The New And Improved Unofficial R65 Forum V2

Technical Discussion => BMW Technical Q&A, Primarily R65 => Topic started by: jp9094 on October 06, 2016, 03:10:08 PM

Title: Seat Lock removal
Post by: jp9094 on October 06, 2016, 03:10:08 PM
I know that removing the seat lock ( to code a key that works) should be fairly simple as there are only 3 screws that need to be removed.

When I tried to access them, I found the rear fender in the way. I acquired an offset Philips head driver, but it only worked on the most forward located screw. The more posterior screw was still blocked by the fender.

My Clymer manual says to remove the wheel, taillight assembly and the fender! Seems like a lot of work to me. It occurred to me that if I unbolted the fender and let it drop onto the back tire it might create enough room to access the screw heads?

Has anyone had any experience with this? Is there another workaround for this problem? Any and all help appreciated.
Title: Re: Seat Lock removal
Post by: Bob_Roller on October 06, 2016, 06:41:26 PM
If the screws have never been removed since the bike was built and that most likely is the case, they may be difficult to remove .

I had to remove the bolts for the rear fender and move it out of the way, to get to the last screw that refused to loosen the first time I had to remove the lock, due to it's spinning .

I never use the the seat lock anymore .

But the bike is either in the garage, or in secure parking at work .
Title: Re: Seat Lock removal
Post by: montmil on October 07, 2016, 06:40:07 AM
The seat lock removal is truly a labor intensive chore.
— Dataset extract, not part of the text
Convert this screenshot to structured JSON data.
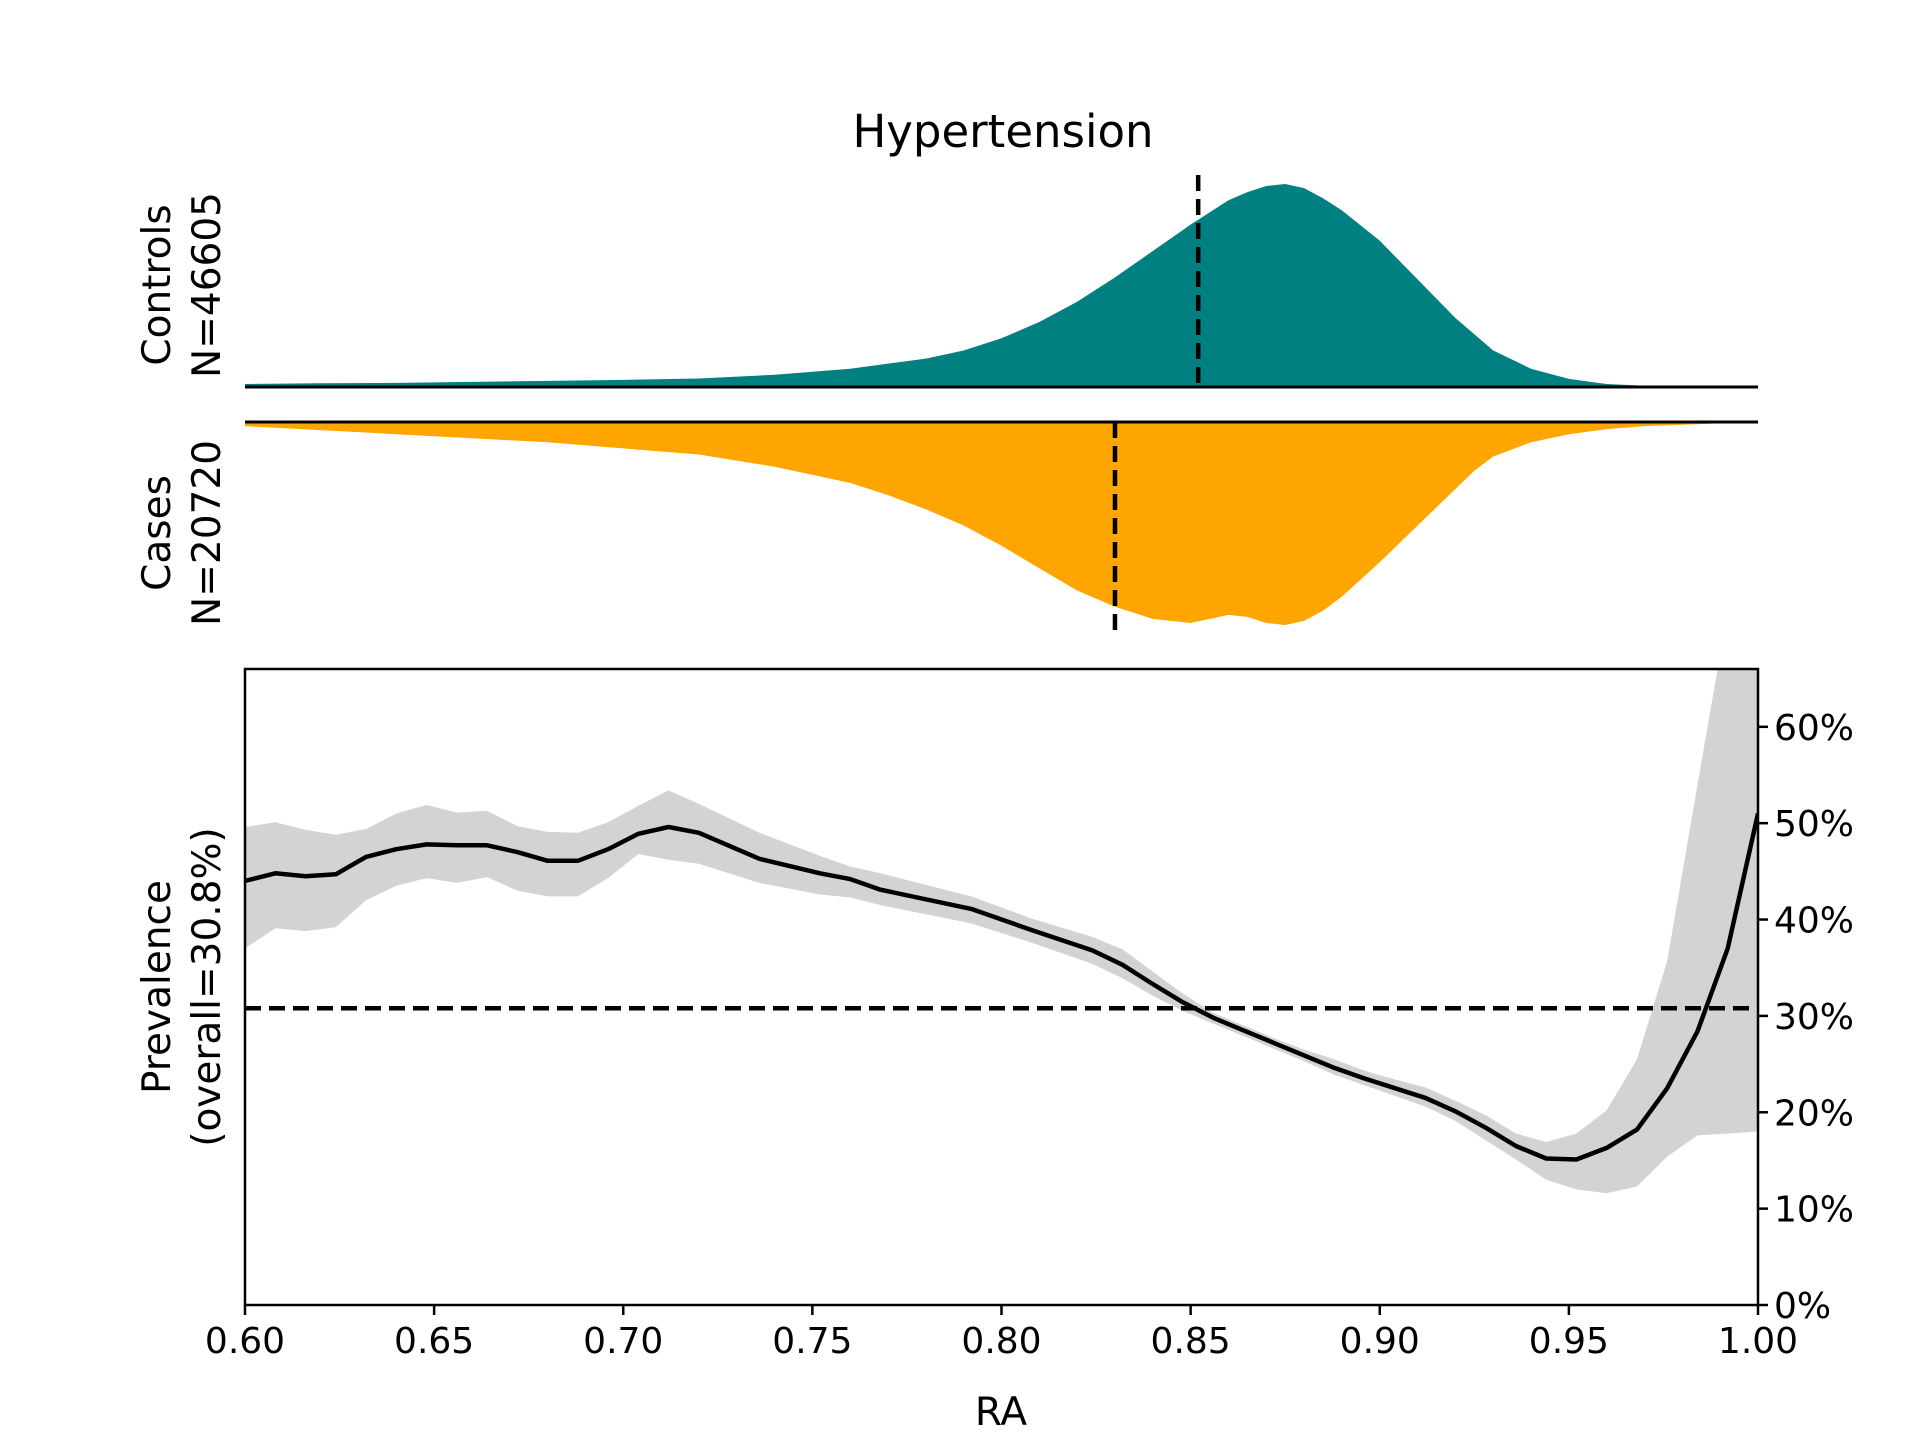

I learned this the really, really hard way when I first used the helmet hook on the subframe on my newly accquired R100S. The freaking key would not unlock the seat! Lock is negative function. Helmet blocks any access so first order was to cut away the hook and get my helmet free.

After spending way too much time getting the seat off and the lock box removed, I did a small mod that allows the screws to be removed from the outside. Sure, you might say that someone could now get into the tool tray but I doubt it. What I did was:

Used a thin, cut-off wheel in the Dremel to cut a slot in the bitter end of the troublesome screws. Painted the screws ends black to match the chassis and lock, then reassembled everything. Now, if for some reason the latch button fails, a small flat-blade driver releases the lock assembly. As it sits, the modified screws are not noticeable... except to you guys.
Title: Re: Seat Lock removal
Post by: skippyc on October 07, 2016, 04:35:04 PM
Smart thinking montmil. My lock is moving around its a job i need to look at.
Title: Re: Seat Lock removal
Post by: BPT on October 09, 2016, 08:47:38 PM
I didn't have to remove the wheel but I did drop the fender.  IIRC, I don't think that I had to remove it, just took the bolts out and moved it just enough to get better access.  It was one of the first things I did and didn't have a manual or any directions to follow.  It was a little bit of a pain but not too difficult.  I think I used a combination of an offset screwdriver and one of those tiny finger socket things that take a 1/4" bit.

Montmil's idea is a good one.  I thought of doing something similar but lost my ambition that night, then decided that I'd hope I wouldn't be doing that again any time soon.